VAEC1341 - Power of assessment: Evidence of fact: Tax cases defining sufficient
In the case of Pegasus Birds Ltd, [1999] STC 95, the Appellant claimed that assessments had been made out of time, as HMRC had been in possession of some of the information for more than one year.
In considering whether the assessments in Pegasus Birds had been made within the one year time limit, Dyson J applied the following legal principles
- The ‘Commissioners’ opinion referred in Section 73(6)(b) is an opinion as to whether they have evidence of facts sufficient to justify the making of the assessment. Evidence is the means by which facts are proved.
- The evidence in question must be sufficient to justify the making of the assessment in question.
- The knowledge referred to in Section 73(6)(b) is actual, and not constructive knowledge. In this context, constructive knowledge means knowledge of evidence which the Commissioners do not in fact have, but which they could and would have if they had taken the necessary steps to acquire it.
- The correct approach for a Tribunal to adopt is
- to decide what were the facts which, in the opinion of the officer making the assessment on behalf of the Commissioners, justified the making of the assessment, and
- to determine when the last piece of evidence of these facts of sufficient weight to justify the making of the assessment was communicated to the Commissioners.
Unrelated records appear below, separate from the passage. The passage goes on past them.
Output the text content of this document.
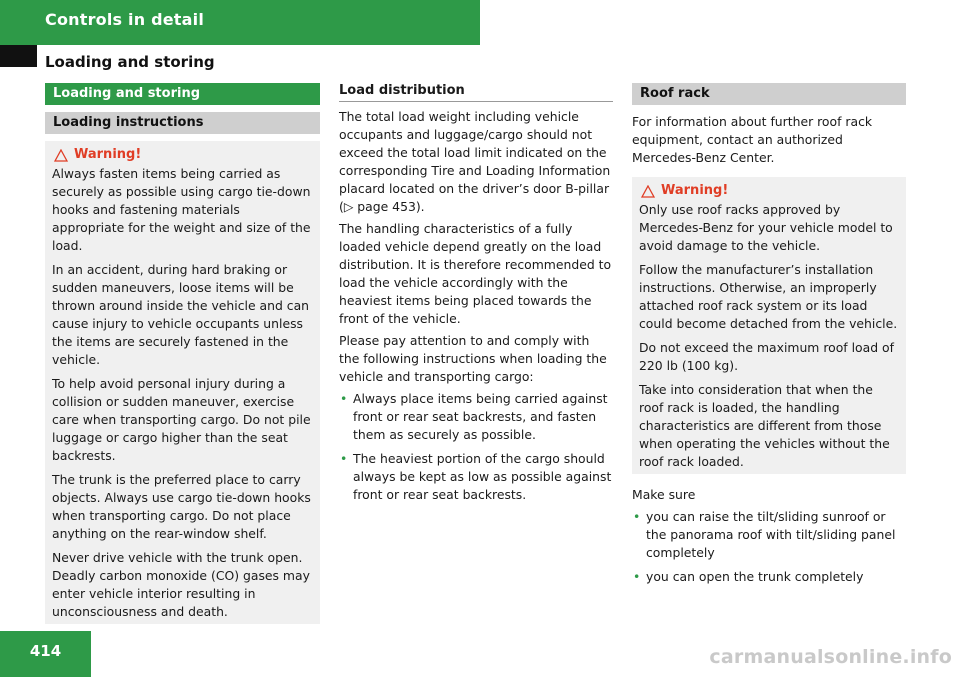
Controls in detail
Loading and storing
Loading and storing
Loading instructions
Warning!

Always fasten items being carried as securely as possible using cargo tie-down hooks and fastening materials appropriate for the weight and size of the load.

In an accident, during hard braking or sudden maneuvers, loose items will be thrown around inside the vehicle and can cause injury to vehicle occupants unless the items are securely fastened in the vehicle.

To help avoid personal injury during a collision or sudden maneuver, exercise care when transporting cargo. Do not pile luggage or cargo higher than the seat backrests.

The trunk is the preferred place to carry objects. Always use cargo tie-down hooks when transporting cargo. Do not place anything on the rear-window shelf.

Never drive vehicle with the trunk open. Deadly carbon monoxide (CO) gases may enter vehicle interior resulting in unconsciousness and death.

Load distribution

The total load weight including vehicle occupants and luggage/cargo should not exceed the total load limit indicated on the corresponding Tire and Loading Information placard located on the driver’s door B-pillar (▷ page 453).

The handling characteristics of a fully loaded vehicle depend greatly on the load distribution. It is therefore recommended to load the vehicle accordingly with the heaviest items being placed towards the front of the vehicle.

Please pay attention to and comply with the following instructions when loading the vehicle and transporting cargo:

• Always place items being carried against front or rear seat backrests, and fasten them as securely as possible.
• The heaviest portion of the cargo should always be kept as low as possible against front or rear seat backrests.
Roof rack

For information about further roof rack equipment, contact an authorized Mercedes-Benz Center.

Warning!

Only use roof racks approved by Mercedes-Benz for your vehicle model to avoid damage to the vehicle.

Follow the manufacturer’s installation instructions. Otherwise, an improperly attached roof rack system or its load could become detached from the vehicle.

Do not exceed the maximum roof load of 220 lb (100 kg).

Take into consideration that when the roof rack is loaded, the handling characteristics are different from those when operating the vehicles without the roof rack loaded.

Make sure

• you can raise the tilt/sliding sunroof or the panorama roof with tilt/sliding panel completely
• you can open the trunk completely
414	carmanualsonline.info
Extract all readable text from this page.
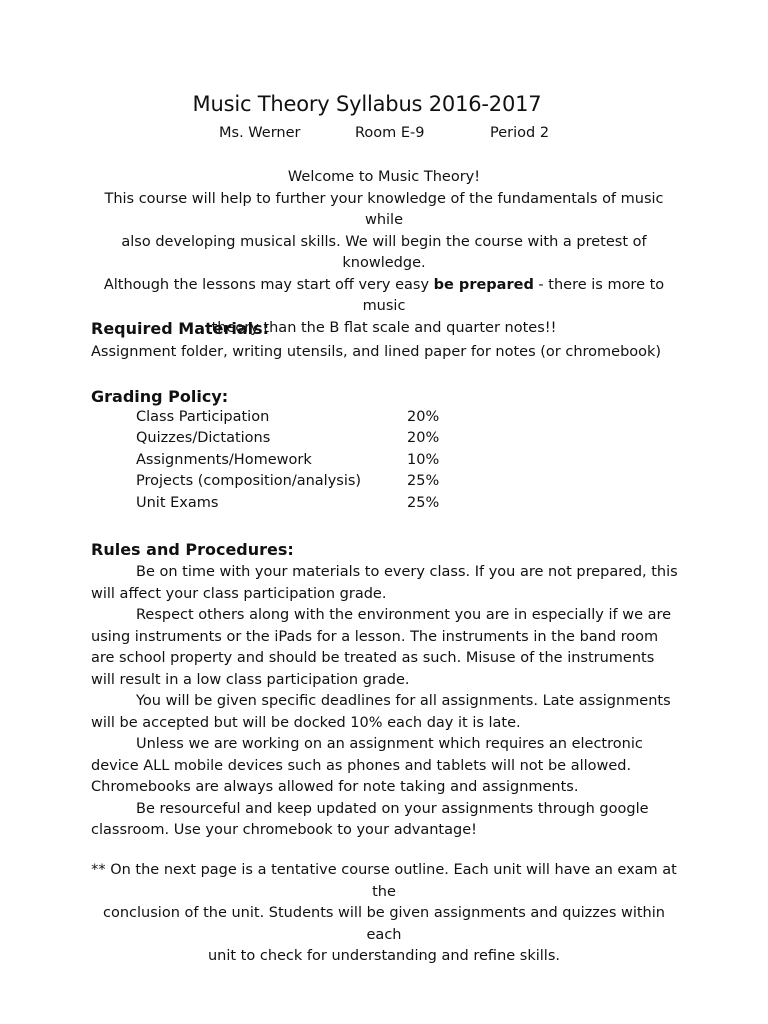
Music Theory Syllabus 2016-2017
Ms. Werner	Room E-9	Period 2

Welcome to Music Theory!

This course will help to further your knowledge of the fundamentals of music while

also developing musical skills. We will begin the course with a pretest of knowledge.

Although the lessons may start off very easy be prepared - there is more to music

theory than the B flat scale and quarter notes!!

Required Materials:
Assignment folder, writing utensils, and lined paper for notes (or chromebook)
Grading Policy:
Class Participation	20%
Quizzes/Dictations	20%
Assignments/Homework	10%
Projects (composition/analysis)	25%
Unit Exams	25%
Rules and Procedures:

Be on time with your materials to every class. If you are not prepared, this will affect your class participation grade.

Respect others along with the environment you are in especially if we are using instruments or the iPads for a lesson. The instruments in the band room are school property and should be treated as such. Misuse of the instruments will result in a low class participation grade.

You will be given specific deadlines for all assignments. Late assignments will be accepted but will be docked 10% each day it is late.

Unless we are working on an assignment which requires an electronic device ALL mobile devices such as phones and tablets will not be allowed. Chromebooks are always allowed for note taking and assignments.

Be resourceful and keep updated on your assignments through google classroom. Use your chromebook to your advantage!

** On the next page is a tentative course outline. Each unit will have an exam at the
conclusion of the unit. Students will be given assignments and quizzes within each
unit to check for understanding and refine skills.
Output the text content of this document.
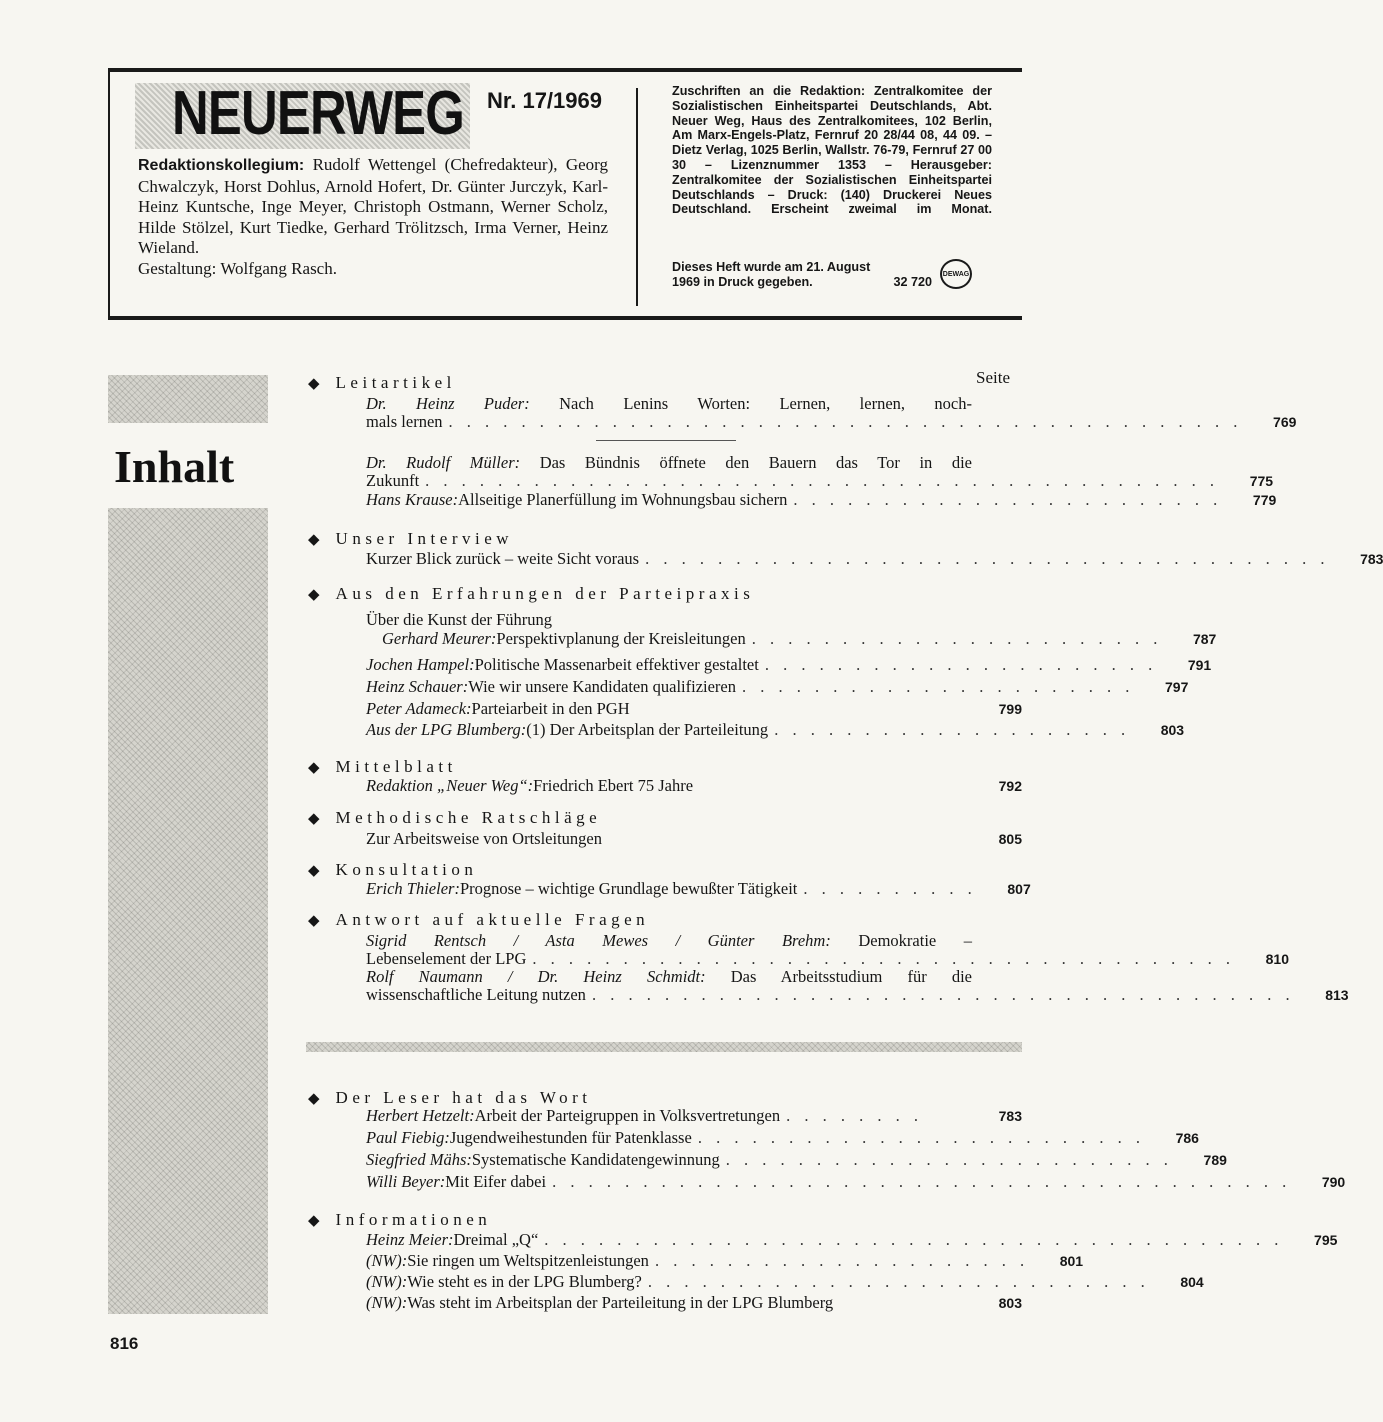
NEUERWEG Nr. 17/1969
Redaktionskollegium: Rudolf Wettengel (Chefredakteur), Georg Chwalczyk, Horst Dohlus, Arnold Hofert, Dr. Günter Jurczyk, Karl-Heinz Kuntsche, Inge Meyer, Christoph Ostmann, Werner Scholz, Hilde Stölzel, Kurt Tiedke, Gerhard Trölitzsch, Irma Verner, Heinz Wieland.
Gestaltung: Wolfgang Rasch.
Zuschriften an die Redaktion: Zentralkomitee der Sozialistischen Einheitspartei Deutschlands, Abt. Neuer Weg, Haus des Zentralkomitees, 102 Berlin, Am Marx-Engels-Platz, Fernruf 20 28/44 08, 44 09. – Dietz Verlag, 1025 Berlin, Wallstr. 76-79, Fernruf 27 00 30 – Lizenznummer 1353 – Herausgeber: Zentralkomitee der Sozialistischen Einheitspartei Deutschlands – Druck: (140) Druckerei Neues Deutschland. Erscheint zweimal im Monat.
Dieses Heft wurde am 21. August
1969 in Druck gegeben.	32 720
DEWAG
Inhalt
Seite
◆ Leitartikel
Dr. Heinz Puder: Nach Lenins Worten: Lernen, lernen, noch-
mals lernen . . . . . . . . . . . . . . . . . . . . . . . . . . . . . . . . . . . . . . . . . . . .	769
Dr. Rudolf Müller: Das Bündnis öffnete den Bauern das Tor in die
Zukunft . . . . . . . . . . . . . . . . . . . . . . . . . . . . . . . . . . . . . . . . . . . .	775
Hans Krause: Allseitige Planerfüllung im Wohnungsbau sichern . . . . . . . . . . . . . . . . . . . . . . . .	779
◆ Unser Interview
Kurzer Blick zurück – weite Sicht voraus . . . . . . . . . . . . . . . . . . . . . . . . . . . . . . . . . . . . . .	783
◆ Aus den Erfahrungen der Parteipraxis
Über die Kunst der Führung
Gerhard Meurer: Perspektivplanung der Kreisleitungen . . . . . . . . . . . . . . . . . . . . . . .	787
Jochen Hampel: Politische Massenarbeit effektiver gestaltet . . . . . . . . . . . . . . . . . . . . . .	791
Heinz Schauer: Wie wir unsere Kandidaten qualifizieren . . . . . . . . . . . . . . . . . . . . . .	797
Peter Adameck: Parteiarbeit in den PGH	799
Aus der LPG Blumberg: (1) Der Arbeitsplan der Parteileitung . . . . . . . . . . . . . . . . . . . .	803
◆ Mittelblatt
Redaktion „Neuer Weg“: Friedrich Ebert 75 Jahre	792
◆ Methodische Ratschläge
Zur Arbeitsweise von Ortsleitungen	805
◆ Konsultation
Erich Thieler: Prognose – wichtige Grundlage bewußter Tätigkeit . . . . . . . . . .	807
◆ Antwort auf aktuelle Fragen
Sigrid Rentsch / Asta Mewes / Günter Brehm: Demokratie –
Lebenselement der LPG . . . . . . . . . . . . . . . . . . . . . . . . . . . . . . . . . . . . . . .	810
Rolf Naumann / Dr. Heinz Schmidt: Das Arbeitsstudium für die
wissenschaftliche Leitung nutzen . . . . . . . . . . . . . . . . . . . . . . . . . . . . . . . . . . . . . . .	813
◆ Der Leser hat das Wort
Herbert Hetzelt: Arbeit der Parteigruppen in Volksvertretungen . . . . . . . .	783
Paul Fiebig: Jugendweihestunden für Patenklasse . . . . . . . . . . . . . . . . . . . . . . . . .	786
Siegfried Mähs: Systematische Kandidatengewinnung . . . . . . . . . . . . . . . . . . . . . . . . .	789
Willi Beyer: Mit Eifer dabei . . . . . . . . . . . . . . . . . . . . . . . . . . . . . . . . . . . . . . . . .	790
◆ Informationen
Heinz Meier: Dreimal „Q“ . . . . . . . . . . . . . . . . . . . . . . . . . . . . . . . . . . . . . . . . .	795
(NW): Sie ringen um Weltspitzenleistungen . . . . . . . . . . . . . . . . . . . . .	801
(NW): Wie steht es in der LPG Blumberg? . . . . . . . . . . . . . . . . . . . . . . . . . . . .	804
(NW): Was steht im Arbeitsplan der Parteileitung in der LPG Blumberg	803
816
The period of one year runs from that date.
- An officer’s decision that the evidence of which he has knowledge is insufficient to justify making an assessment, and accordingly, his failure to make an earlier assessment, can only be challenged on Wednesbury principles, or principles analogous to Wednesbury.
- The burden is on the taxpayer to show that the assessment was made outside the time limit specified in Section 73(6)(b) of VATA.
The above legal principles were reaffirmed by the Supreme Court in DCM (Optical Holdings) Ltd [2022] UKSC [26].